In trading for Bostic, whom the Patriots acquired from the Chicago Bears in a trade last season, he’s adding a linebacker he knows and presumably trusts enough to try and have him compete for a depth roster spot behind DeAndre Levy and Tahir Whitehead. Depending how it goes, Bostic could end up competing for a wide-open SAM linebacker job as well.
There’s no guarantee Bostic makes Detroit’s roster, but he’ll have a good enough chance to since the position isn’t particularly deep at this point. He’ll bring speed to the linebacking corps. He ran a 4.61-second 40-yard dash at the NFL combine in 2013 along with a 6.99-second 3-cone drill and a 4.24-second 20-yard shuttle.
The speed didn’t translate to good football in Chicago or New England. Bostic was barely used in New England, appearing in 11 games but playing only 40 snaps and making only one tackle. He wasn’t a special teams dynamo, either, having only one teams tackle as well. This, much like the Tavon Wilson signing, might be more of an attempt by Quinn to make the franchise younger while bringing in players who understand how to win and would be hungry for a second (and possibly last) chance with a franchise that needs depth.

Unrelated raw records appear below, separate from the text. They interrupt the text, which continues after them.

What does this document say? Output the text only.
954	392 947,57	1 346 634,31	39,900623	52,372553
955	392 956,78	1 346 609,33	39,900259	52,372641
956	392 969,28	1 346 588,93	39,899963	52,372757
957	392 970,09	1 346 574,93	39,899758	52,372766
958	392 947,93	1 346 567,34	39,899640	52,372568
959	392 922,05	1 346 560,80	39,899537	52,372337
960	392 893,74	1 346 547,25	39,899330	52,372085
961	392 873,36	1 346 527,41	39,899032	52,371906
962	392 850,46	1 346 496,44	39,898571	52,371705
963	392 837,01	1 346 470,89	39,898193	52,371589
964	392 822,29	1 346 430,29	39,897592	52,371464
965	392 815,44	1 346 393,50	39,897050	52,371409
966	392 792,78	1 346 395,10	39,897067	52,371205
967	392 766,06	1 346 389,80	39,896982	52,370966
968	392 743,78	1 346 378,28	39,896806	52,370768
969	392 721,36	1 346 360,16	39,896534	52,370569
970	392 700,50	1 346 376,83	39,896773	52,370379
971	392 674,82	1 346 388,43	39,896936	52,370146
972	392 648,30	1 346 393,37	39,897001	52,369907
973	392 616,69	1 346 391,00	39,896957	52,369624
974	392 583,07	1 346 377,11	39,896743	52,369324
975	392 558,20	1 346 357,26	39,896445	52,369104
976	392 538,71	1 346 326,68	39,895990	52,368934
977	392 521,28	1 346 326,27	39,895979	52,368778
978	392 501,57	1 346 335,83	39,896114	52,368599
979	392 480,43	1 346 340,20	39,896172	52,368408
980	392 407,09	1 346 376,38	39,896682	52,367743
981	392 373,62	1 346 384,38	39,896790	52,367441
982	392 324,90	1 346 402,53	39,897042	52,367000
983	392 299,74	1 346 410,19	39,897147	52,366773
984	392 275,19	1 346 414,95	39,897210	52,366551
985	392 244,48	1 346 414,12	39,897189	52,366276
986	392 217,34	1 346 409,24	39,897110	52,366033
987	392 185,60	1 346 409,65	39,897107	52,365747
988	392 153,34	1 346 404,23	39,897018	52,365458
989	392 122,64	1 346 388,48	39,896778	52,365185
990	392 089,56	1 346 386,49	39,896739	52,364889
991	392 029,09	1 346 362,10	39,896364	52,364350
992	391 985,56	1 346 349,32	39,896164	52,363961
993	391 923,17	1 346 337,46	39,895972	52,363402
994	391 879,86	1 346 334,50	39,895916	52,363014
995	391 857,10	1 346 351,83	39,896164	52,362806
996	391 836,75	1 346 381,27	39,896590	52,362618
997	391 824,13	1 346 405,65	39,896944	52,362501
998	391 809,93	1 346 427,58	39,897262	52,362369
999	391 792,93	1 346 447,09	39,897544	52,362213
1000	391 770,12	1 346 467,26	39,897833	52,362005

And this is now the third team in four seasons for Bostic, who was a second-round draft pick by the Bears in 2013. This is also somewhat of a homecoming for his family. Bostic’s father, John, played three seasons as a defensive back for the Lions from 1985 to 1987.
The Bostic trade might also mean the eventual release of linebacker Stephen Tulloch, who has been with the team for three months despite being told he was not in the team’s plans for the 2016 season. Detroit has kept him around through the start of the league year, free agency and the NFL draft and both Quinn and head coach Jim Caldwell have said little about why he’s still on the team.
With OTAs approaching and Quinn trying to shape the roster to his liking, Bostic’s move might be the one that has the Lions officially cut ties with Tulloch. Or, considering other moves the franchise has made the past three months, maybe not.